In Patients Undergoing Serious, More Invasive Surgeries
A large French study has shown that monitoring both hemoglobin (SpHb) and plethysmography variability index (PVI) as part of a vascular filling algorithm allows for optimal transfusion among surgical patients, thereby reducing mortality. The researchers noted that inclusion of such noninvasive devices may significantly affect patient outcomes in the future, particularly among patients undergoing serious, more invasive surgeries.
“We know that anemia and inadequate volume filling are two important factors in morbidity and mortality after anesthesia,” said Nathalie Nathan, MD, the head of the Department of Anesthesiology at Centre Hospitalier Universitaire de Limoges, in Limoges, France.

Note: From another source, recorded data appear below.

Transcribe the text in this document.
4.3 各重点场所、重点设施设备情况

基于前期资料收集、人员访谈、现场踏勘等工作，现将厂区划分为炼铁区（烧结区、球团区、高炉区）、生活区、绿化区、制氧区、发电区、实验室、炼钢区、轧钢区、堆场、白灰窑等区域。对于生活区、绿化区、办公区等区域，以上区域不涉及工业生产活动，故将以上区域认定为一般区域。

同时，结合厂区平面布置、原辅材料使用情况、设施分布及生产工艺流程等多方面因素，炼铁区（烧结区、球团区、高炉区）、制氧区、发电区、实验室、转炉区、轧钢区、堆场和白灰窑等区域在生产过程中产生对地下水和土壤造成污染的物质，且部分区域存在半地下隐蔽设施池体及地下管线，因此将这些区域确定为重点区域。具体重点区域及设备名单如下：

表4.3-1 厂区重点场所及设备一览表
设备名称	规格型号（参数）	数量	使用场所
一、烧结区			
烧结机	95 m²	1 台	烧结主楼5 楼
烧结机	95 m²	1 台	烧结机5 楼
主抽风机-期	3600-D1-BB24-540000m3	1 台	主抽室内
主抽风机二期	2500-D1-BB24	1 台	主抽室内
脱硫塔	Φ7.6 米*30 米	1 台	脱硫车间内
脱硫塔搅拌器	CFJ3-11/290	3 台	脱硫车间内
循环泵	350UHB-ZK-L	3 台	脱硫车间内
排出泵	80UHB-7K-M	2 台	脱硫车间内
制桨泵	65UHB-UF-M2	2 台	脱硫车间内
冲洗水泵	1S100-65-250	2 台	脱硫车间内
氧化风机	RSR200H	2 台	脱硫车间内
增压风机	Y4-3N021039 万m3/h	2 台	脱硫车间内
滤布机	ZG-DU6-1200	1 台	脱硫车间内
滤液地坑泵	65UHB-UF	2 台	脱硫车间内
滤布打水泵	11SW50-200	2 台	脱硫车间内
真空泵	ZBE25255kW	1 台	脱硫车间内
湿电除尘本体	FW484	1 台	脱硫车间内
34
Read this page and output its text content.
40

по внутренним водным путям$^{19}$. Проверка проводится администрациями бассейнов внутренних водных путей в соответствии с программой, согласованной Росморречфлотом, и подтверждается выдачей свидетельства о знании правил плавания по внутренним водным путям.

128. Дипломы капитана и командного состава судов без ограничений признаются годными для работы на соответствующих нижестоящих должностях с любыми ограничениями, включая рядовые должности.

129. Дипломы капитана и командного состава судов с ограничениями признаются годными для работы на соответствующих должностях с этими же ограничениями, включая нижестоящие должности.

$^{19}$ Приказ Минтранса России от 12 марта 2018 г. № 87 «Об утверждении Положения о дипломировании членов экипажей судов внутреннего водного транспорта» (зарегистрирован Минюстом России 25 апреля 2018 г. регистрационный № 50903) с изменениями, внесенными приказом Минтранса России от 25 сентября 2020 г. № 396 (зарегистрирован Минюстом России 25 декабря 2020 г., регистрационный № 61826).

“Although meta-analyses have demonstrated the utility of adapting filling volume and blood transfusions to correct anemia on a case-by-case basis, most of these trials lacked external validity. Therefore, we wanted to see if continuous monitoring of hemoglobin and PVI, when integrated into an algorithm, could improve mortality and transfusion needs in a single hospital center.”
Dr. Nathan and her colleagues set out to compare the percentage of patients receiving transfusion during the first 48 hours after surgery, as well as 30- and 90-day mortality between two identical 11-month periods in 2013 and 2014. The difference between the two periods was that during 2014, all operating rooms, recovery rooms and ICUs were equipped with and personnel were trained on the Masimo Radical-7 to monitor hemoglobin and PVI. Each patient received vascular filling with either crystalloids or blood, according to an institutional algorithm.
Demographic, anesthesia, surgical and transfusion data were obtained from an electronic database. Data from the hemoglobin and PVI monitors were collected from a secure, proprietary third-party system.
Surgical Severity Differences
As Dr. Nathan reported at the 2016 annual meeting of the American Society of Anesthesiologists (abstract A1103), 18,867 patients were eligible for analysis. A total of 3,540 patients in 2014 underwent goal-directed therapy guided by hemoglobin and PVI data provided by the noninvasive device. “However, these patients were older, had longer duration of surgery and a greater severity of surgery than those from 2013,” Dr. Nathan explained.
The study found that the percentage of transfused patients at 48 hours did not change between the two periods (7.9% in 2013 vs. 8.5% in 2014; P=0.1323). The same was true for the number of units of blood transfused at 48 hours (3.4±2.7 vs. 3.4±2.9; P>0.05). Nevertheless, patients who underwent goal-directed therapy were more often transfused in the operating room than their counterparts who did not when SpHb was used in noncardiac surgery (72.9% vs. 56.1%; P=0.0002).
“These results seem to say that there is no effect when using the Radical-7 because mortality was the same between the groups when no goal-directed therapy was used,” Dr. Nathan explained. “To confirm these results, we did a Cox regression analysis to evaluate the risk of death between the two periods, and we found that intermediate- and high-severity procedures were associated with a higher incidence of death, with odds ratios of 2.42 and 8.98, respectively.”
The analysis also revealed that patients who received goal-directed therapy in the second year had a significantly lower risk for 30-day mortality (odds ratio, 0.69; 95% CI, 0.50-0.99; P=0.0426).
“To conclude,” Dr. Nathan said, “continuously monitoring SpHb and PVI in a single institution seems to reduce mortality by 30% at 30 days after surgery. This is likely the result of being able to exactly adjust to patients’ needs and give blood products at exactly the right time based on the proper monitoring.”
“You stated that you used SpHb as an indicator for transfusion,” said session co-moderator Uday Jain, MD, PhD, a staff anesthesiologist at Alameda Health System, in Oakland, Calif. “However, there’s insufficient validation of this technique for transfusion. You may have transfused some patients who didn’t need it and may not have sufficiently transfused others who did need it. Did you also get hemoglobin values through a more conventional technique?”
“Of course,” Dr. Nathan replied. “We did two things: At the beginning of surgery, we adjusted the value of hemoglobin given by this device with the value obtained from an invasive method before surgery; we also continued to measure hemoglobin in the laboratory.
“I can say that the number of invasive measurements that we used at the hospital diminished as a result of the SpHb monitoring,” she added.
“What I get out of this study,” Dr. Jain said, “is that the plethysmographic variability index is an easy-to-measure number that alerts you when the patient is getting hypovolemic because of blood loss. A simultaneous reduction in SpHb value is confirmatory. This prompts you to measure hemoglobin by a more conventional technique; you do not base the transfusion decision entirely on the SpHb value. The reduction in mortality you observed suggests that critical hypovolemia and anemia may be missed in the absence of monitoring.”